Another type of bias you should consider if you want to know how to interview candidates effectively is the contrast effect. This occurs when you interview a strong candidate right after talking with a weaker applicant. Because you have recently talked to a relatively unqualified candidate, the applicant you are currently talking to might appear more qualified than they actually are.
Gender and Racial Bias
An interviewer’s prejudice to race and gender may cause them to ask biased interview questions and assess applicants differently, which is unfair. This mostly happens when the recruiter believes stereotypes related to gender or race and uses them to determine if a candidate is qualified for the job.
Ways to Avoid Interviewer Biases
The first step to avoiding interviewer bias is acknowledging their existence. Here are also some of the most effective techniques that you can implement to avoid the different types of bias in interviews:
Use an Interview Guide
With an interview guide, you can follow a structure when talking with different candidates. You do not have to worry that you are straying from the focus of the interview and that you are asking examples of biased interview questions.
Your interview guide will vary depending on the specific hiring needs of your company and your interview method. However, you should still include basic information about a candidate that you need to know as a recruiter.
Use the Same Set of Questions
To be fair to each candidate, make sure that you are asking every individual the same set of questions. When you have a standardized list of questions that you ask every applicant, you won’t run the risk of asking questions that are too personal and are too unrelated to the open position. You also wouldn’t forget to ask candidates any questions if you have a checklist on hand.
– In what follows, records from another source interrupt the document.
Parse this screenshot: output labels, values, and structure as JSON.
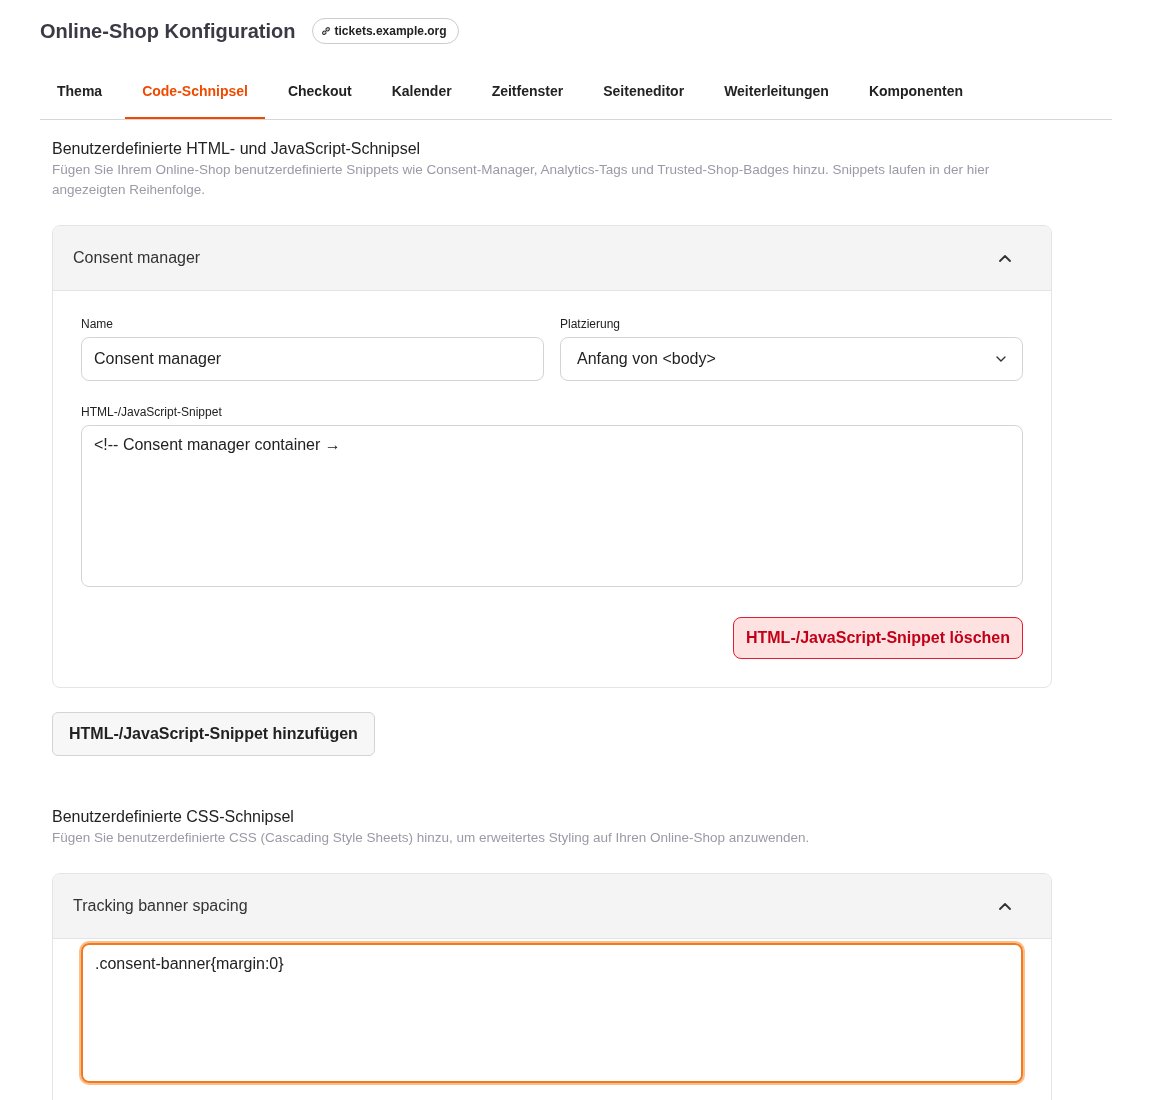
{
  "page": {
    "title": "Online-Shop Konfiguration",
    "domain_badge": "tickets.example.org"
  },
  "tabs": [
    {
      "label": "Thema",
      "selected": false
    },
    {
      "label": "Code-Schnipsel",
      "selected": true
    },
    {
      "label": "Checkout",
      "selected": false
    },
    {
      "label": "Kalender",
      "selected": false
    },
    {
      "label": "Zeitfenster",
      "selected": false
    },
    {
      "label": "Seiteneditor",
      "selected": false
    },
    {
      "label": "Weiterleitungen",
      "selected": false
    },
    {
      "label": "Komponenten",
      "selected": false
    }
  ],
  "sections": [
    {
      "heading": "Benutzerdefinierte HTML- und JavaScript-Schnipsel",
      "description": "Fügen Sie Ihrem Online-Shop benutzerdefinierte Snippets wie Consent-Manager, Analytics-Tags und Trusted-Shop-Badges hinzu. Snippets laufen in der hier angezeigten Reihenfolge.",
      "cards": [
        {
          "title": "Consent manager",
          "expanded": true,
          "name_label": "Name",
          "name_value": "Consent manager",
          "placement_label": "Platzierung",
          "placement_value": "Anfang von <body>",
          "code_label": "HTML-/JavaScript-Snippet",
          "code_value": "<!-- Consent manager container →",
          "code_focused": false,
          "delete_button": "HTML-/JavaScript-Snippet löschen"
        }
      ],
      "add_button": "HTML-/JavaScript-Snippet hinzufügen"
    },
    {
      "heading": "Benutzerdefinierte CSS-Schnipsel",
      "description": "Fügen Sie benutzerdefinierte CSS (Cascading Style Sheets) hinzu, um erweitertes Styling auf Ihren Online-Shop anzuwenden.",
      "cards": [
        {
          "title": "Tracking banner spacing",
          "expanded": true,
          "code_value": ".consent-banner{margin:0}",
          "code_focused": true
        }
      ]
    }
  ]
}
Taking notes is a great way to avoid any kind of bias when assessing applicants, especially the recency bias. To make your notes taking process more effective, make sure to jot down your impressions about a candidate during the interview. Don’t wait until the interview finishes because you might forget crucial details regarding the applicant that may affect their assessment.
Use a Rubric
Another technique you can use to avoid interviewer bias is to use a rubric when grading applicants’ interviews. You can do this by talking with your team and establishing the essential skills you are looking for in a candidate.
Then, while interviewing an applicant, make sure to focus on the skills you have listed. Rate the candidates on each skill using a scale of one to five to determine how well they fit each category.
Avoid Interviewer Bias and Improve Your Recruitment Process
Interviewer bias is a problem that can cost you highly qualified candidates. It can make your interview process completely ineffective if not addressed properly.
To avoid this, follow the tips listed above and you’ll have an efficient interview process. These techniques can also help you find qualified candidates that can support your company and bring it closer to success.